In light of the pervasive reluctance amongst poststructuralists to acknowledge any possible productive role for essentialism, the issue of constructionism's complicity with essentialism demands more careful and precise demonstration. Let me pose the central problematic in a slightly different way: can social constructionism entirely dispense with the idea of essence? In this chapter I propose not to confront the stronghold of constructionism head-on, as I attempted to do in the previous chapter, but to take a more oblique approach by engaging with the subsidiary debates on gender and reading. What does it mean to read as a woman or as a man? When social constructionist theories of reading posit groups of gendered readers, what is it exactly that underwrites and subtends the notion of a class of women or a class of men reading? Precisely where, in other words, does the essentialism inhere in anti-essentialism? Although the present analysis focuses predominantly upon three recent pieces, Robert Scholes's "Reading Like a Man" (1987), Tania Modleski's "Feminism and the Power of Interpretation" (1986), and Gayatri Spivak's "Subaltern Studies: Deconstructing Historiography" (1987), the dispute over "reading as woman" has a much longer history which includes Peggy Kamuf's "Writing Like a Woman" (1980), Jonathan Culler's "Reading as a Woman" (1982), and, most recently, the many contributions to the controversial volume Men in Feminism (Jardine and Smith 1987). In the background of all these investigations lies the question of essentialism and the problem of the vexed relation between feminism and deconstruction.
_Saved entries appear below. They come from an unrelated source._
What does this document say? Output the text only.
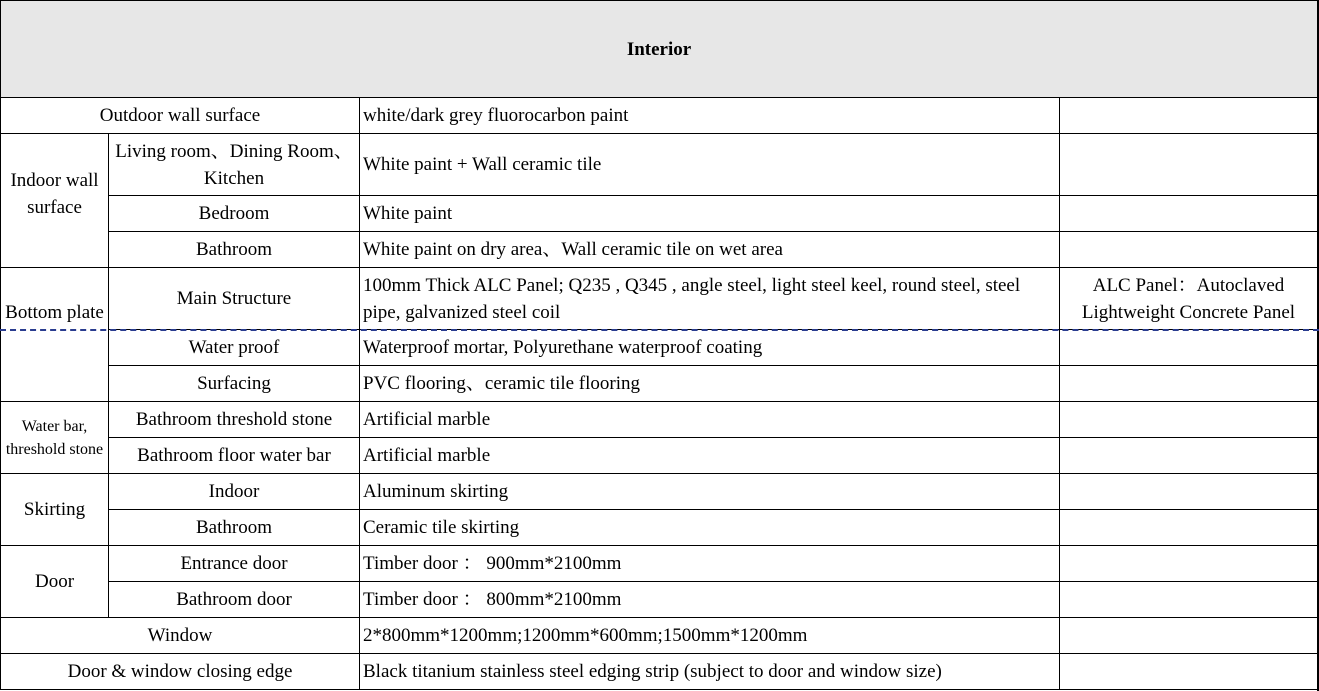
Interior			
Outdoor wall surface		white/dark grey fluorocarbon paint	
Indoor wall surface	Living room、Dining Room、Kitchen	White paint + Wall ceramic tile	
	Bedroom	White paint	
	Bathroom	White paint on dry area、Wall ceramic tile on wet area	
Bottom plate	Main Structure	100mm Thick ALC Panel; Q235 , Q345 , angle steel, light steel keel, round steel, steel pipe, galvanized steel coil	ALC Panel：Autoclaved Lightweight Concrete Panel
	Water proof	Waterproof mortar, Polyurethane waterproof coating	
	Surfacing	PVC flooring、ceramic tile flooring	
Water bar, threshold stone	Bathroom threshold stone	Artificial marble	
	Bathroom floor water bar	Artificial marble	
Skirting	Indoor	Aluminum skirting	
	Bathroom	Ceramic tile skirting	
Door	Entrance door	Timber door ： 900mm*2100mm	
	Bathroom door	Timber door ： 800mm*2100mm	
Window		2*800mm*1200mm;1200mm*600mm;1500mm*1200mm	
Door & window closing edge		Black titanium stainless steel edging strip (subject to door and window size)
How and why have the current tensions between feminism and deconstruction mobilized around the issue of essentialism? Why indeed is essentialism such a powerful and seemingly intransigent category for both deconstructionists and feminists? Is it possible to be an essentialist deconstructionist, when deconstruction is commonly understood as the very displacement of essence? By the same token, is

it legitimate to call oneself an anti-essentialist feminist, when feminism seems to take for granted among its members a shared identity, some essential point of commonality?